Serie A: intenso pomeriggio, Samp-Fiorentina il clou

Sono quattro le partite in programma alle ore 15, valevoli per la decima giornata di serie A. Occhi puntati al “Ferraris” dove la Sampdoria sfida la Fiorentina: Sinisa Mihajlovic vuole mettersi alle spalle la sconfitta di San Siro contro l’Inter e dare un dispiacere al suo amico Montella: “Difficilmente le grandi squadre perdono due volte di fila” ha detto ai suoi alla vigilia; il capitano Gastaldello e Silvestre sono a posto e saranno della partita. Montella, che attende il rientro di Gomez “Non e’ ancora pronto” sa bene della difficolta’ della sfida che attende i viola contro una squadra compatta, pratica, con giocatori di temperamento e che subisce poco.
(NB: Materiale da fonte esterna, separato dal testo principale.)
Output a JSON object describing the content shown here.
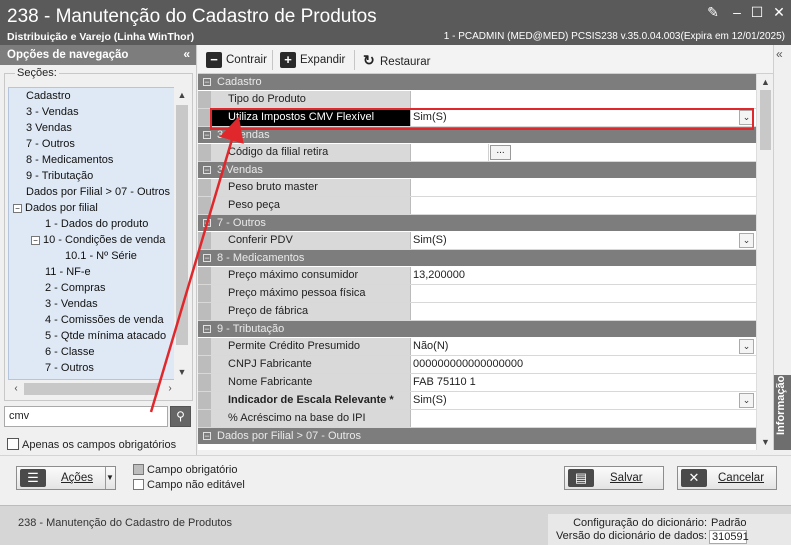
{
  "window": {
    "title": "238 - Manutenção do Cadastro de Produtos",
    "subtitle": "Distribuição e Varejo (Linha WinThor)",
    "info": "1 - PCADMIN (MED@MED)   PCSIS238  v.35.0.04.003(Expira em 12/01/2025)"
  },
  "nav": {
    "header": "Opções de navegação",
    "sections_label": "Seções:",
    "tree": [
      {
        "label": "Cadastro",
        "indent": 0,
        "expander": ""
      },
      {
        "label": "3 - Vendas",
        "indent": 0,
        "expander": ""
      },
      {
        "label": "3 Vendas",
        "indent": 0,
        "expander": ""
      },
      {
        "label": "7 - Outros",
        "indent": 0,
        "expander": ""
      },
      {
        "label": "8 - Medicamentos",
        "indent": 0,
        "expander": ""
      },
      {
        "label": "9 - Tributação",
        "indent": 0,
        "expander": ""
      },
      {
        "label": "Dados por Filial > 07 - Outros",
        "indent": 0,
        "expander": ""
      },
      {
        "label": "Dados por filial",
        "indent": 0,
        "expander": "−"
      },
      {
        "label": "1 - Dados do produto",
        "indent": 1,
        "expander": ""
      },
      {
        "label": "10 - Condições de venda",
        "indent": 1,
        "expander": "−"
      },
      {
        "label": "10.1 - Nº Série",
        "indent": 2,
        "expander": ""
      },
      {
        "label": "11 - NF-e",
        "indent": 1,
        "expander": ""
      },
      {
        "label": "2 - Compras",
        "indent": 1,
        "expander": ""
      },
      {
        "label": "3 - Vendas",
        "indent": 1,
        "expander": ""
      },
      {
        "label": "4 - Comissões de venda",
        "indent": 1,
        "expander": ""
      },
      {
        "label": "5 - Qtde mínima atacado",
        "indent": 1,
        "expander": ""
      },
      {
        "label": "6 - Classe",
        "indent": 1,
        "expander": ""
      },
      {
        "label": "7 - Outros",
        "indent": 1,
        "expander": ""
      }
    ],
    "search_value": "cmv",
    "only_required_label": "Apenas os campos obrigatórios"
  },
  "toolbar": {
    "collapse_label": "Contrair",
    "expand_label": "Expandir",
    "restore_label": "Restaurar"
  },
  "grid": [
    {
      "type": "cat",
      "label": "Cadastro"
    },
    {
      "type": "row",
      "label": "Tipo do Produto",
      "value": ""
    },
    {
      "type": "row",
      "label": "Utiliza Impostos CMV Flexível",
      "value": "Sim(S)",
      "dropdown": true,
      "selected": true
    },
    {
      "type": "cat",
      "label": "3 - Vendas"
    },
    {
      "type": "row",
      "label": "Código da filial retira",
      "value": "",
      "ellipsis": true
    },
    {
      "type": "cat",
      "label": "3 Vendas"
    },
    {
      "type": "row",
      "label": "Peso bruto master",
      "value": ""
    },
    {
      "type": "row",
      "label": "Peso peça",
      "value": ""
    },
    {
      "type": "cat",
      "label": "7 - Outros"
    },
    {
      "type": "row",
      "label": "Conferir PDV",
      "value": "Sim(S)",
      "dropdown": true
    },
    {
      "type": "cat",
      "label": "8 - Medicamentos"
    },
    {
      "type": "row",
      "label": "Preço máximo consumidor",
      "value": "13,200000"
    },
    {
      "type": "row",
      "label": "Preço máximo pessoa física",
      "value": ""
    },
    {
      "type": "row",
      "label": "Preço de fábrica",
      "value": ""
    },
    {
      "type": "cat",
      "label": "9 - Tributação"
    },
    {
      "type": "row",
      "label": "Permite Crédito Presumido",
      "value": "Não(N)",
      "dropdown": true
    },
    {
      "type": "row",
      "label": "CNPJ Fabricante",
      "value": "000000000000000000"
    },
    {
      "type": "row",
      "label": "Nome Fabricante",
      "value": "FAB 75110 1"
    },
    {
      "type": "row",
      "label": "Indicador de Escala Relevante *",
      "value": "Sim(S)",
      "dropdown": true,
      "bold": true
    },
    {
      "type": "row",
      "label": "% Acréscimo na base do IPI",
      "value": ""
    },
    {
      "type": "cat",
      "label": "Dados por Filial > 07 - Outros"
    }
  ],
  "side_tab": {
    "label": "Informação"
  },
  "actions": {
    "actions_label": "Ações",
    "legend_required": "Campo obrigatório",
    "legend_readonly": "Campo não editável",
    "save_label": "Salvar",
    "cancel_label": "Cancelar"
  },
  "status": {
    "left": "238 - Manutenção do Cadastro de Produtos",
    "dict_config_label": "Configuração do dicionário:",
    "dict_config_value": "Padrão",
    "dict_version_label": "Versão do dicionário de dados:",
    "dict_version_value": "310591"
  },
  "colors": {
    "titlebar": "#5a5a5a",
    "highlight_border": "#e0282c",
    "category_band": "#7d7d7d"
  }
}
Al “Friuli” l’Udinese di Stramaccioni dovra’ vedersela con il Genoa di Gasperini, che ha solo un punto in meno dei bianconeri. Tante parole di stima alla vigilia, ma in campo sara’ una bella battaglia. I rossoblu’ sono in piena forma, come dimostra il successo sulla Juventus, ma “Gasperson” assicura che i suoi non sono appagati. L’intramontabile Toto’ Di Natale guidera’ l’attacco dell’Udinese. Il Torino, tornato al successo la scorsa settimana contro il Parma, punta al bis contro l’Atalanta: Ventura deve fare a meno di capitan Glik che non ha ancora completamente assorbito il trauma contusivo-distorsivo alla caviglia sinistra e al suo posto giochera’ Jansson. L’Atalanta ha bisogno di punti e Colantuono non ha nascosto che a questo punto la priorita’ e’ fare risultato piuttosto che la ricerca del bel gioco. Assente tra i nerazzurri lo squalificato Cigarini che sara’ sostituito da Carmona. Al “Bentegodi” il Chievo, attuale fanalino di coda, e’ ancora alla ricerca del primo successo casalingo che provera’ a conquistare contro il Sassuolo, che alla fine dovrebbe essere una delle rivali per la corsa alla salvezza; Rolando Maran nelle sue due settimane in panchina ha collezionato due sconfitte (che fanno coppia con le altre due sotto la guida Corini) ma i segnali positivi non sono mancati. Nella squadra di Di Francesco assente Biondini, che ha avuto un problema muscolare nella rifinitura.